To be a qualifying leaseholder, the following must apply:

1. The lease is a long lease (which means a lease of a term of more than 21 years) of a single dwelling in a relevant building;
2. The tenant under the lease is liable to pay a service charge;
3. The lease was granted before 14 February 2022; and
4. At the qualifying time (defined as the beginning of 14 February 2022);
a) the dwelling was a relevant tenant's (which means any one of a number of tenants) only or principal home;
b) a relevant tenant did not own more that 3 dwellings in the UK in total.

Where the above conditions are met and the building is a qualifying building, a leaseholder and a freeholder will be required to provide a 'Deed of Certificate' in various situations, including when a leasehold interest is sold. If a leaseholder fails to comply within the specified time period, they risk losing any status as a qualifying leaseholder. The consequence of that is a leaseholder may find themselves liable for the costs of relevant defects where they might otherwise not have been. Similarly, if a freeholder fails to complete a Deed of Certificate at the relevant time, they may be unable to recover the costs of relevant defects from any leaseholder whether they are qualifying or not.

This requirement has seen a dramatic impact on the progress of leasehold transactions whilst landlords, tenants, management companies and managing agents implement and provide required documentation. Should you require assistance in completing a leaseholder or freeholder deed of certificate, our property litigation team would be more than happy to assist with this.

To prevent delays to transactions it is advisable for sellers of leasehold property in qualifying buildings to obtain advice early on for the documents to complete and enter into dialogue with their landlord or managing agent as soon as possible to ensure the relevant certificates are being dealt with by or on behalf of the landlord.

Since 1st October 2023, it has been a requirement that all high risk buildings (those that are over 18 meters tall or at least 7 storeys) are to be registered with the Building Safety Regulator. The accountable person (this is an organisation or person who has a legal obligation to repair common parts) will need to show that a high-risk building has been registered. Again, potential sellers of leasehold property in high-risk buildings should be in contact with their landlord to ask for evidence that the building has been registered with the Building Safety Regulator prior to marketing their property.

Building Regulations

In addition the BSA has implemented amendments to current legislation relating to enforcement periods that Local Authorities will have for breach of the Building Control Regime, these have been extended from 12 months to 10 years. This will mean there are now more requirements for evidence that works completed by property owners have met building regulation requirements. Ensuring seller's have this information to hand to pass onto their solicitor will help reduce delays to transactions. If sellers appoint their conveyancer prior to offers being made this could assist in ensuring there is a complete contract pack to send out once a purchase has been agreed.

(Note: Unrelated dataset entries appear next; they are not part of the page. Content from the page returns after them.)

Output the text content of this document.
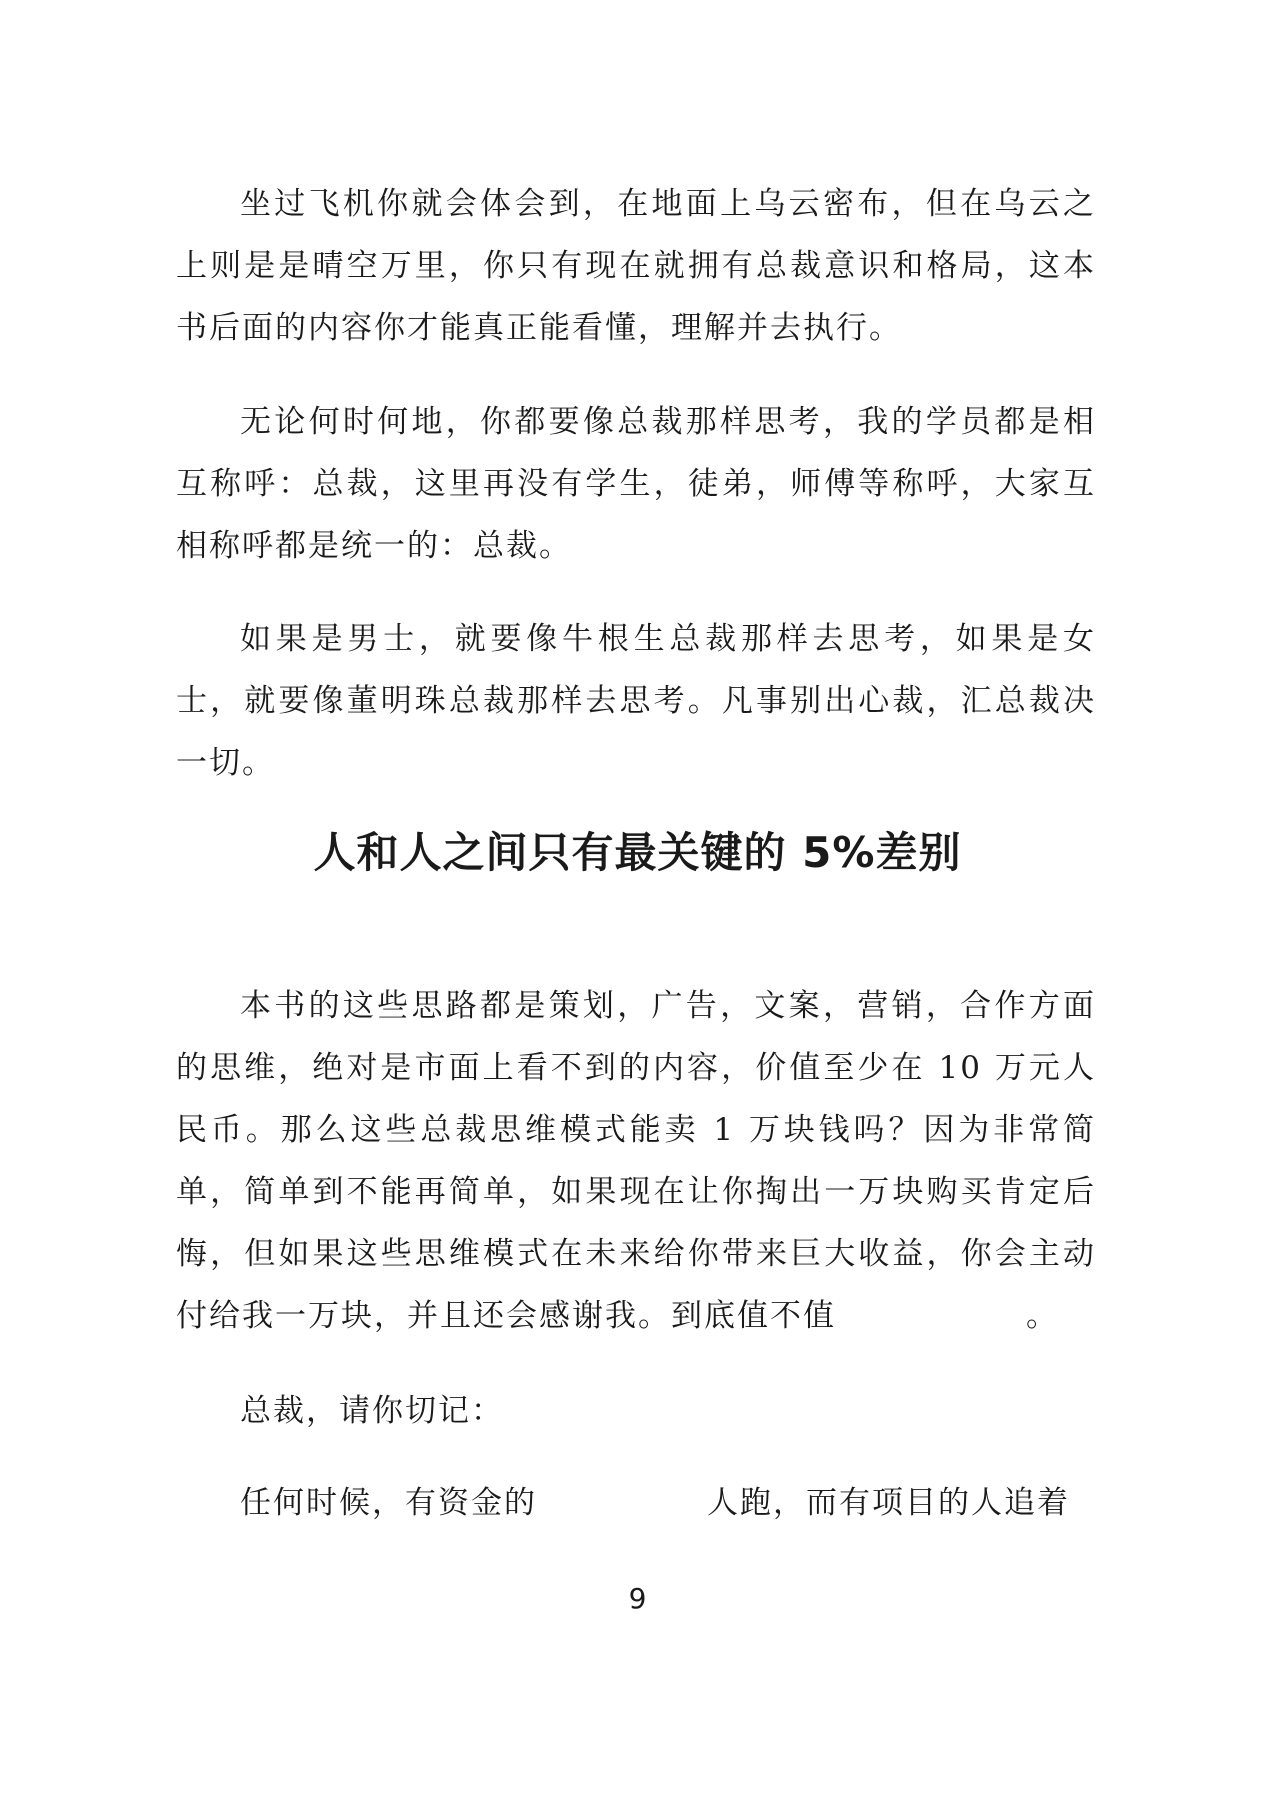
坐过飞机你就会体会到，在地面上乌云密布，但在乌云之上则是是晴空万里，你只有现在就拥有总裁意识和格局，这本书后面的内容你才能真正能看懂，理解并去执行。

无论何时何地，你都要像总裁那样思考，我的学员都是相互称呼：总裁，这里再没有学生，徒弟，师傅等称呼，大家互相称呼都是统一的：总裁。

如果是男士，就要像牛根生总裁那样去思考，如果是女士，就要像董明珠总裁那样去思考。凡事别出心裁，汇总裁决一切。

人和人之间只有最关键的 5%差别

本书的这些思路都是策划，广告，文案，营销，合作方面的思维，绝对是市面上看不到的内容，价值至少在 10 万元人民币。那么这些总裁思维模式能卖 1 万块钱吗？因为非常简单，简单到不能再简单，如果现在让你掏出一万块购买肯定后悔，但如果这些思维模式在未来给你带来巨大收益，你会主动付给我一万块，并且还会感谢我。到底值不值	。

总裁，请你切记：

任何时候，有资金的	人跑，而有项目的人追着

9
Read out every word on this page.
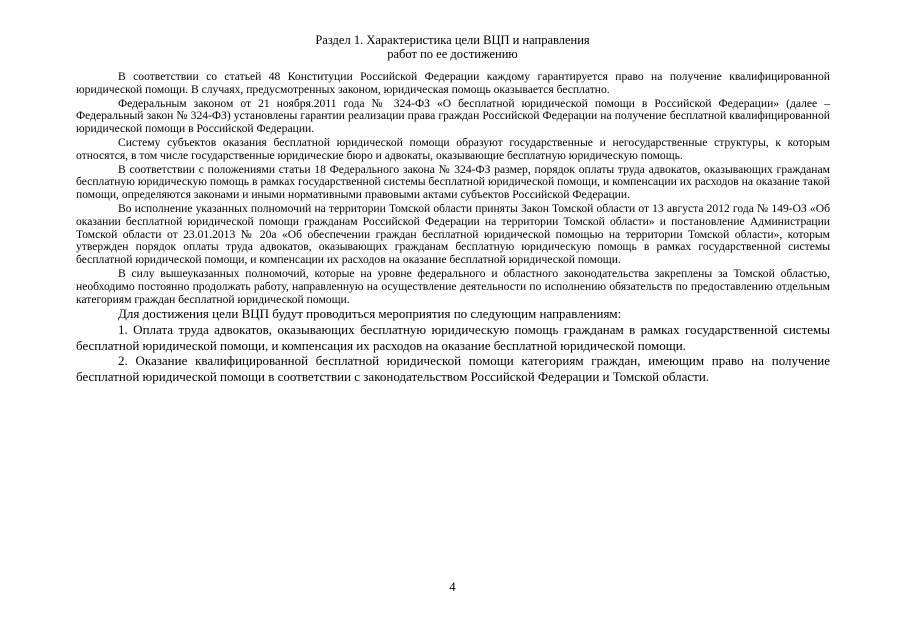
Раздел 1. Характеристика цели ВЦП и направления
работ по ее достижению

В соответствии со статьей 48 Конституции Российской Федерации каждому гарантируется право на получение квалифицированной юридической помощи. В случаях, предусмотренных законом, юридическая помощь оказывается бесплатно.

Федеральным законом от 21 ноября.2011 года № 324-ФЗ «О бесплатной юридической помощи в Российской Федерации» (далее – Федеральный закон № 324-ФЗ) установлены гарантии реализации права граждан Российской Федерации на получение бесплатной квалифицированной юридической помощи в Российской Федерации.

Систему субъектов оказания бесплатной юридической помощи образуют государственные и негосударственные структуры, к которым относятся, в том числе государственные юридические бюро и адвокаты, оказывающие бесплатную юридическую помощь.

В соответствии с положениями статьи 18 Федерального закона № 324-ФЗ размер, порядок оплаты труда адвокатов, оказывающих гражданам бесплатную юридическую помощь в рамках государственной системы бесплатной юридической помощи, и компенсации их расходов на оказание такой помощи, определяются законами и иными нормативными правовыми актами субъектов Российской Федерации.

Во исполнение указанных полномочий на территории Томской области приняты Закон Томской области от 13 августа 2012 года № 149-ОЗ «Об оказании бесплатной юридической помощи гражданам Российской Федерации на территории Томской области» и постановление Администрации Томской области от 23.01.2013 № 20а «Об обеспечении граждан бесплатной юридической помощью на территории Томской области», которым утвержден порядок оплаты труда адвокатов, оказывающих гражданам бесплатную юридическую помощь в рамках государственной системы бесплатной юридической помощи, и компенсации их расходов на оказание бесплатной юридической помощи.

В силу вышеуказанных полномочий, которые на уровне федерального и областного законодательства закреплены за Томской областью, необходимо постоянно продолжать работу, направленную на осуществление деятельности по исполнению обязательств по предоставлению отдельным категориям граждан бесплатной юридической помощи.

Для достижения цели ВЦП будут проводиться мероприятия по следующим направлениям:

1. Оплата труда адвокатов, оказывающих бесплатную юридическую помощь гражданам в рамках государственной системы бесплатной юридической помощи, и компенсация их расходов на оказание бесплатной юридической помощи.

2. Оказание квалифицированной бесплатной юридической помощи категориям граждан, имеющим право на получение бесплатной юридической помощи в соответствии с законодательством Российской Федерации и Томской области.

4
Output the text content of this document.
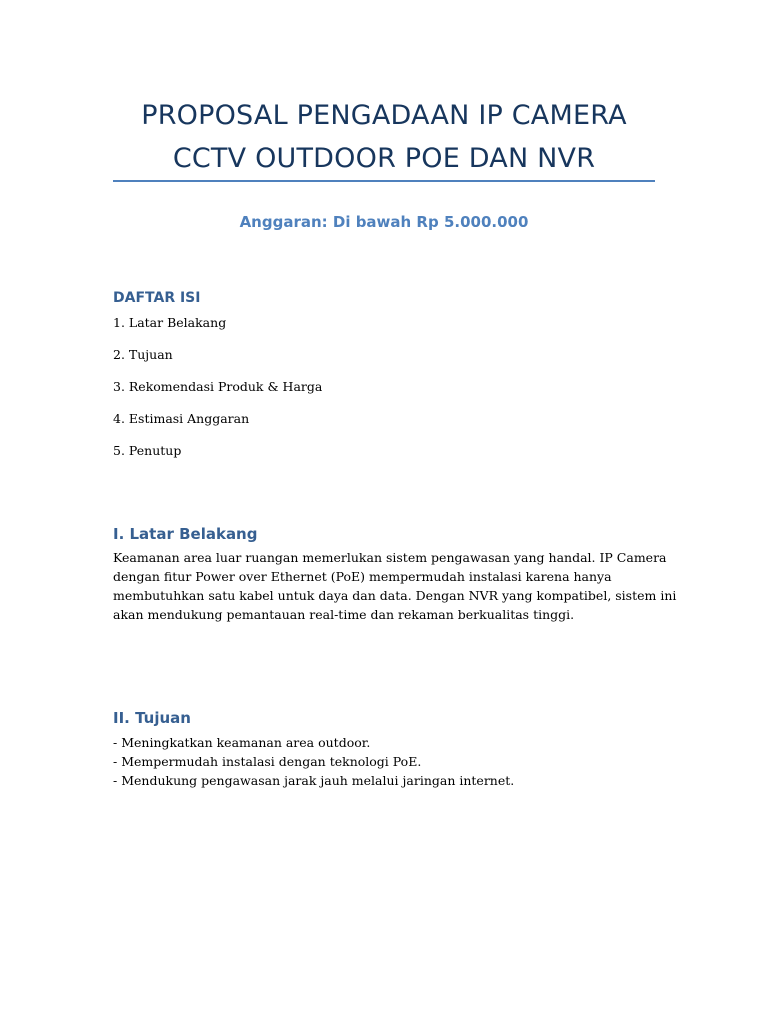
PROPOSAL PENGADAAN IP CAMERA
CCTV OUTDOOR POE DAN NVR
Anggaran: Di bawah Rp 5.000.000
DAFTAR ISI
1. Latar Belakang
2. Tujuan
3. Rekomendasi Produk & Harga
4. Estimasi Anggaran
5. Penutup
I. Latar Belakang

Keamanan area luar ruangan memerlukan sistem pengawasan yang handal. IP Camera
dengan fitur Power over Ethernet (PoE) mempermudah instalasi karena hanya
membutuhkan satu kabel untuk daya dan data. Dengan NVR yang kompatibel, sistem ini
akan mendukung pemantauan real-time dan rekaman berkualitas tinggi.

II. Tujuan
- Meningkatkan keamanan area outdoor.
- Mempermudah instalasi dengan teknologi PoE.
- Mendukung pengawasan jarak jauh melalui jaringan internet.
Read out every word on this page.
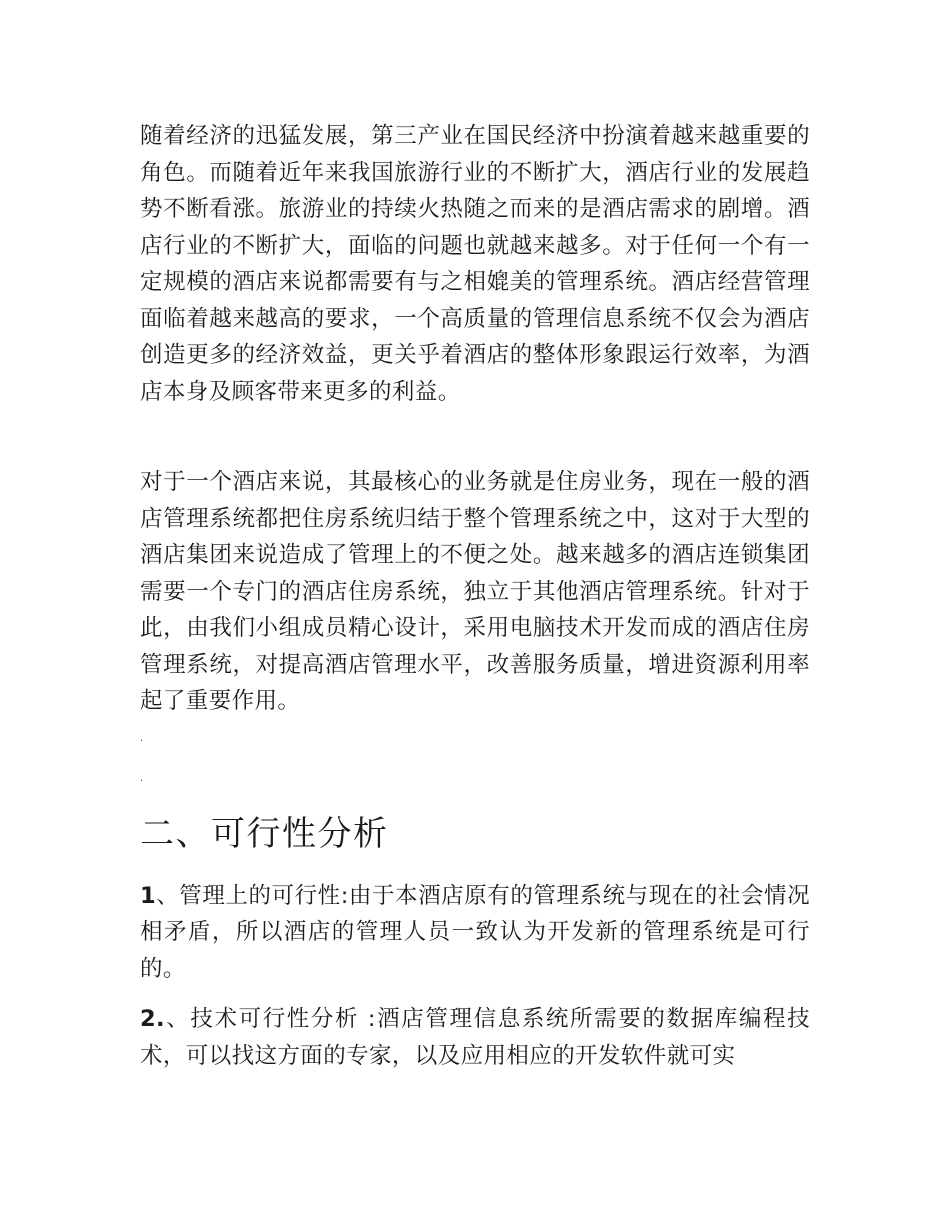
随着经济的迅猛发展，第三产业在国民经济中扮演着越来越重要的角色。而随着近年来我国旅游行业的不断扩大，酒店行业的发展趋势不断看涨。旅游业的持续火热随之而来的是酒店需求的剧增。酒店行业的不断扩大，面临的问题也就越来越多。对于任何一个有一定规模的酒店来说都需要有与之相媲美的管理系统。酒店经营管理面临着越来越高的要求，一个高质量的管理信息系统不仅会为酒店创造更多的经济效益，更关乎着酒店的整体形象跟运行效率，为酒店本身及顾客带来更多的利益。

对于一个酒店来说，其最核心的业务就是住房业务，现在一般的酒店管理系统都把住房系统归结于整个管理系统之中，这对于大型的酒店集团来说造成了管理上的不便之处。越来越多的酒店连锁集团需要一个专门的酒店住房系统，独立于其他酒店管理系统。针对于此，由我们小组成员精心设计，采用电脑技术开发而成的酒店住房管理系统，对提高酒店管理水平，改善服务质量，增进资源利用率起了重要作用。

.

.

二、可行性分析

1、管理上的可行性:由于本酒店原有的管理系统与现在的社会情况相矛盾，所以酒店的管理人员一致认为开发新的管理系统是可行的。

2.、技术可行性分析 :酒店管理信息系统所需要的数据库编程技术，可以找这方面的专家，以及应用相应的开发软件就可实
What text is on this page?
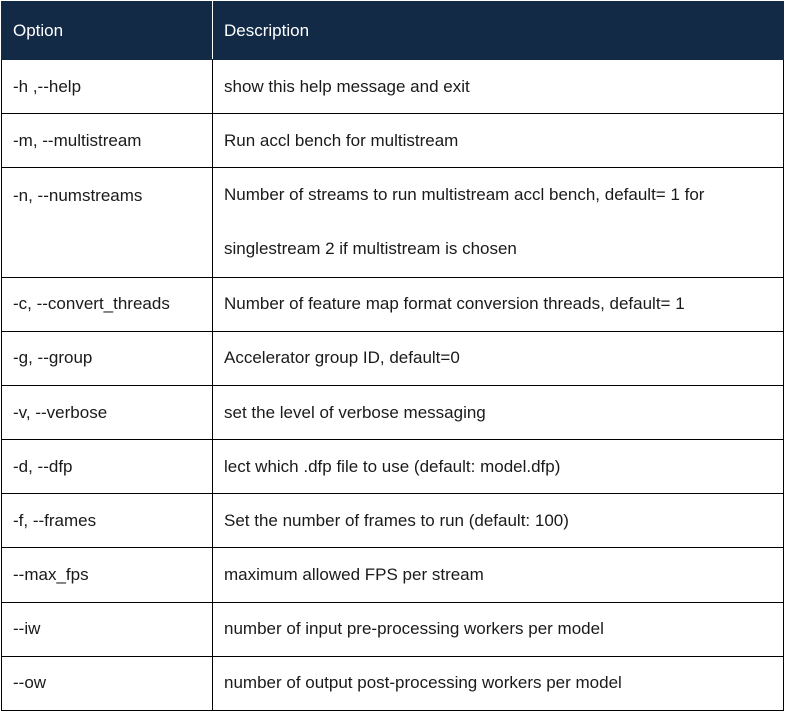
Option	Description
-h ,--help	show this help message and exit
-m, --multistream	Run accl bench for multistream
-n, --numstreams	Number of streams to run multistream accl bench, default= 1 for singlestream 2 if multistream is chosen
-c, --convert_threads	Number of feature map format conversion threads, default= 1
-g, --group	Accelerator group ID, default=0
-v, --verbose	set the level of verbose messaging
-d, --dfp	lect which .dfp file to use (default: model.dfp)
-f, --frames	Set the number of frames to run (default: 100)
--max_fps	maximum allowed FPS per stream
--iw	number of input pre-processing workers per model
--ow	number of output post-processing workers per model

External Fire Risk Assessments

There have been changes to the requirements for fire risk assessments. The 'BSA' made various amendments to the Regulatory Reform (Fire Safety) Order 2005 Any residential buildings with 2 or more sets of domestic premises will require a fire risk assessment that considers the structure, external walls and flat entrance doors. Residents must be provided with information on the risks from fire and the fire safety measures provided to keep them safe.

This now means that all leasehold properties will require a fire risk assessment including maisonette style properties which have no shared communal areas.

Early instruction of a fire risk assessment will help prevent delays during the transaction and will allow the building owners time to implement any recommendations that may be highlighted in good time.

The content of this article is intended to provide a general guide to the subject matter. Specialist advice should be sought about your specific circumstances.